Nous sommes saisis dès les premiers plans, avec précisément des plans fixes déroutant sur Bruno Reidal, dans une forme de volonté d’incarnation de la folie, qui vont au fil de l’eau donner ce rythme lunaire au film. Celui-ci commence d’ailleurs par le crime, pour d’emblée lever l’hypothèque et que nous puissions nous installer dans la tête de Bruno Reidal, au travers du récit de son propre meurtre. Ce parti pris scénaristique sur la psychologie du tueur et l’ambiance du Cantal du début du 20 ème siècle nous situe quelque part entre la chanson Ces gens-là (1965) de Jacques Brel dans ce tableau au vitriol d’une famille à la terrible médiocrité, et la série culte Dexter (2006), du moins dans ses 4 premières saisons (vu qu’après la série s’autodétruit !!) Bruno Reidal est un incroyable témoignage sur les traumas de l’enfance et les carences affectives extrêmes. Sans détailler les natures de ceux-ci, qui sont à découvrir, Bruno va en extraire une sorte de détestation / fascination pour le beau, pour tout ce qui n’est pas lui, en quelque sorte. Dans un parcours sans affect, sans accès à l’innocence et l’insouciance desquelles aucun enfant ne devrait être privée, va se construire en être complexé, comme en opposition, solitaire, tourmenté de l’intérieur, avec une inouïe violence du sentiment d’infériorité. Physiquement chétif, la tête sur le côté, doué à l’école et devenant une forme d’atypique, le tout dans une indifférence générale, c’est bien le grand drame de son existence qui va se jouer ici. Il va alors se dérouler sous nos yeux toute la tragédie de l’histoire de Bruno, dans une effroyable confusion entre la pulsion sexuelle et celle de mort. Dans un triptyque symbolique presque horrifique entre Sexe, Mort et Religion, Bruno va décharger ses carences et son trauma sur ce besoin irrépressible, et cette croyance mystique qu’il va prendre du plaisir dans la souffrance de l’autre.
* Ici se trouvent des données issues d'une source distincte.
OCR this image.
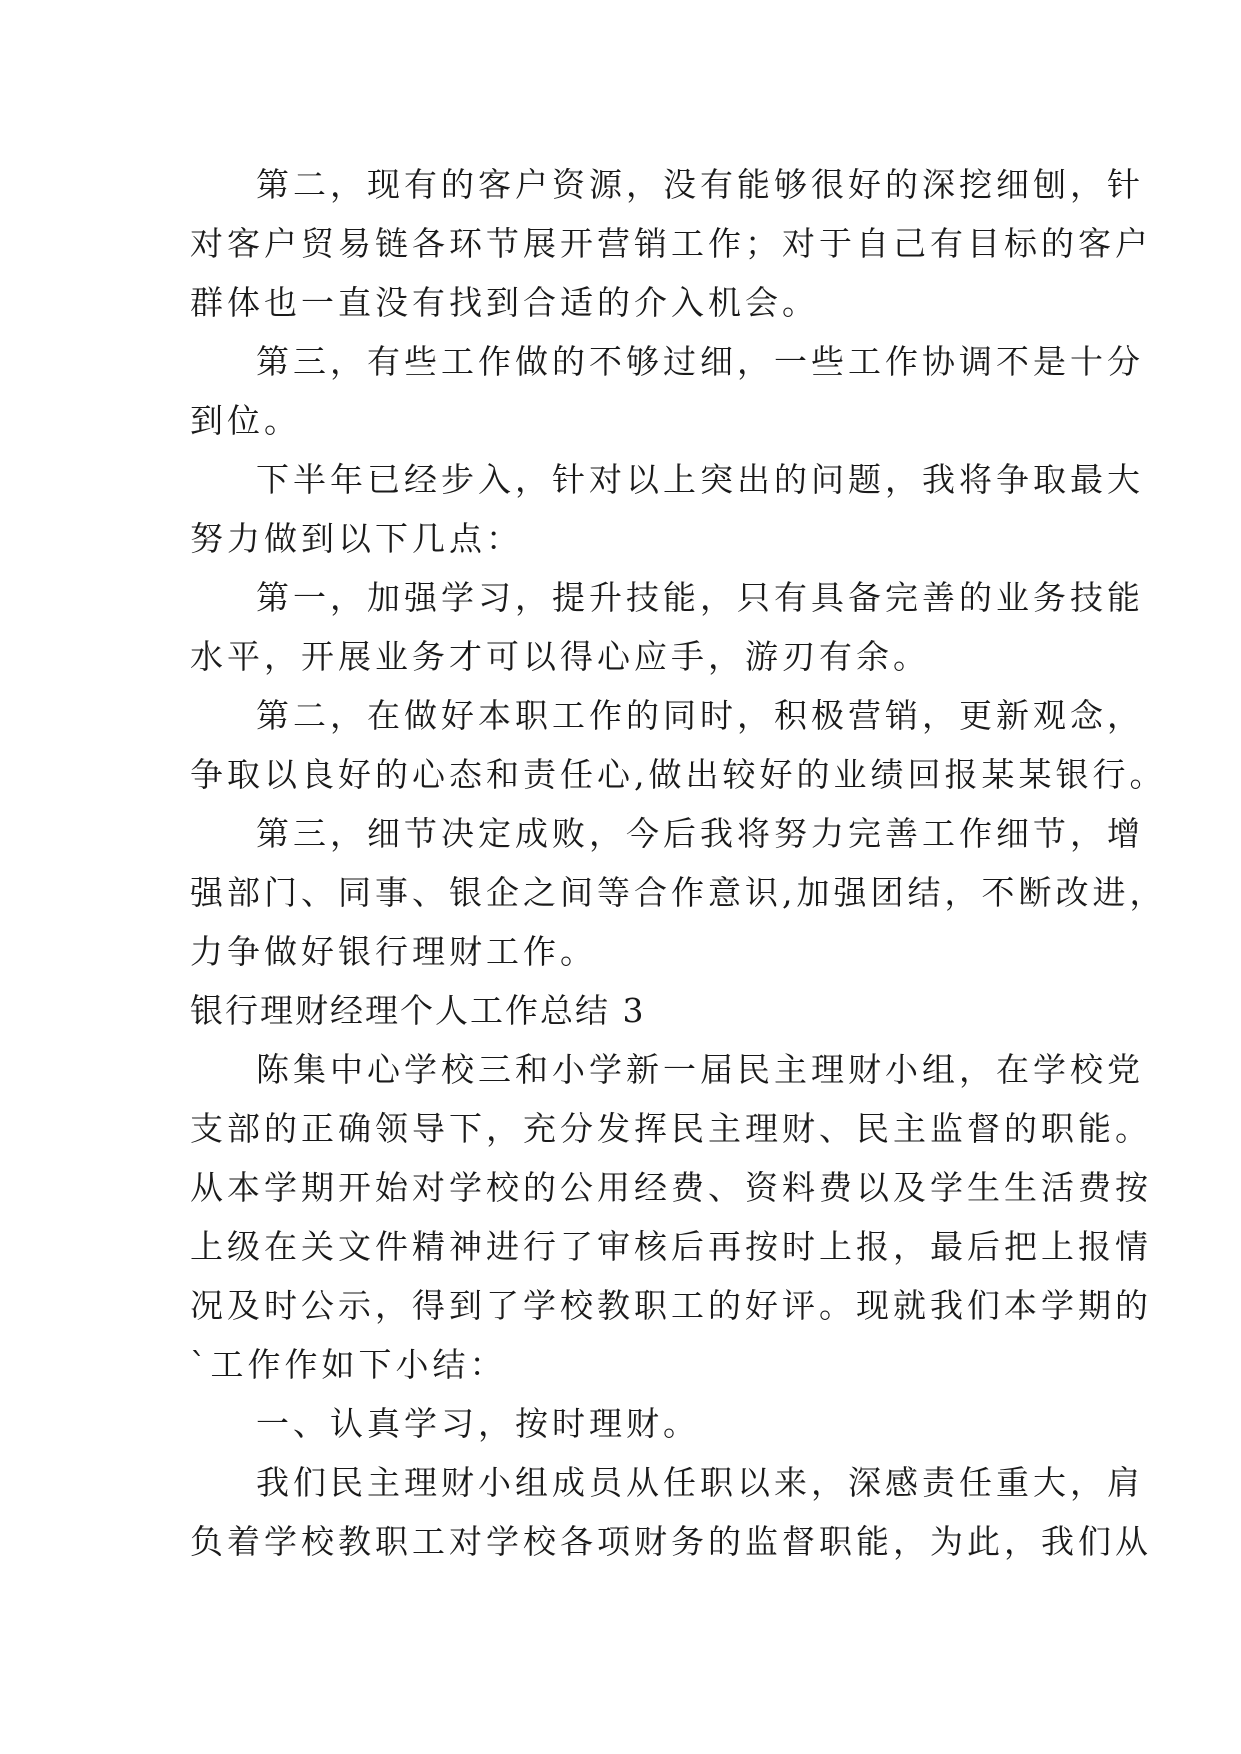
第二，现有的客户资源，没有能够很好的深挖细刨，针
对客户贸易链各环节展开营销工作；对于自己有目标的客户
群体也一直没有找到合适的介入机会。
第三，有些工作做的不够过细，一些工作协调不是十分
到位。
下半年已经步入，针对以上突出的问题，我将争取最大
努力做到以下几点：
第一，加强学习，提升技能，只有具备完善的业务技能
水平，开展业务才可以得心应手，游刃有余。
第二，在做好本职工作的同时，积极营销，更新观念，
争取以良好的心态和责任心,做出较好的业绩回报某某银行。
第三，细节决定成败，今后我将努力完善工作细节，增
强部门、同事、银企之间等合作意识,加强团结，不断改进，
力争做好银行理财工作。
银行理财经理个人工作总结 3
陈集中心学校三和小学新一届民主理财小组，在学校党
支部的正确领导下，充分发挥民主理财、民主监督的职能。
从本学期开始对学校的公用经费、资料费以及学生生活费按
上级在关文件精神进行了审核后再按时上报，最后把上报情
况及时公示，得到了学校教职工的好评。现就我们本学期的
`工作作如下小结：
一、认真学习，按时理财。
我们民主理财小组成员从任职以来，深感责任重大，肩
负着学校教职工对学校各项财务的监督职能，为此，我们从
C’est ici que le film est renversant, car nous sommes dans la tête de Bruno, et nous allons avec lui vivre pleinement cette dissociation, qui va au bas mot jouer sur nos nerfs. En effet, le geste abominable de Bruno, sans être excusé est ici expliqué et cet art de la nuance, sans jugement, sans parti pris du réalisateur va donner une intelligence profonde au film. La façon dont son crime va être disséqué par les médecins, n’est pas sans rappeler les tout premiers travaux sur la compréhension des mécanismes meurtriers vu dans la formidable série Mindhunter (2017) qui nous plonge au cœur de « l’unité des sciences comportementales ». L’omniprésence de la nature, dans sa pureté originelle vient contraster avec le drame intérieur qui se trame chez Bruno Reidal. La multiplicité des plans fixes sur Bruno, au regard de tout ce qui transparait sur le visage de l’adolescent est d’un point de vue purement filmique prodigieux sur le plan de la mise en scène. Comme le film est viscéralement lié à son personnage principal, la performance de Dimitri Doré est hors normes, pour un film hors normes. Le jeune acteur explique qu’il a tenu à aller vers son personnage. Clairement, Dimitri Doré dans le film s’oublie complètement et tout ce qu’il fait, dit, ne dit pas est Bruno Reidal. C’est une interprétation spectaculaire, qui porte donc le film.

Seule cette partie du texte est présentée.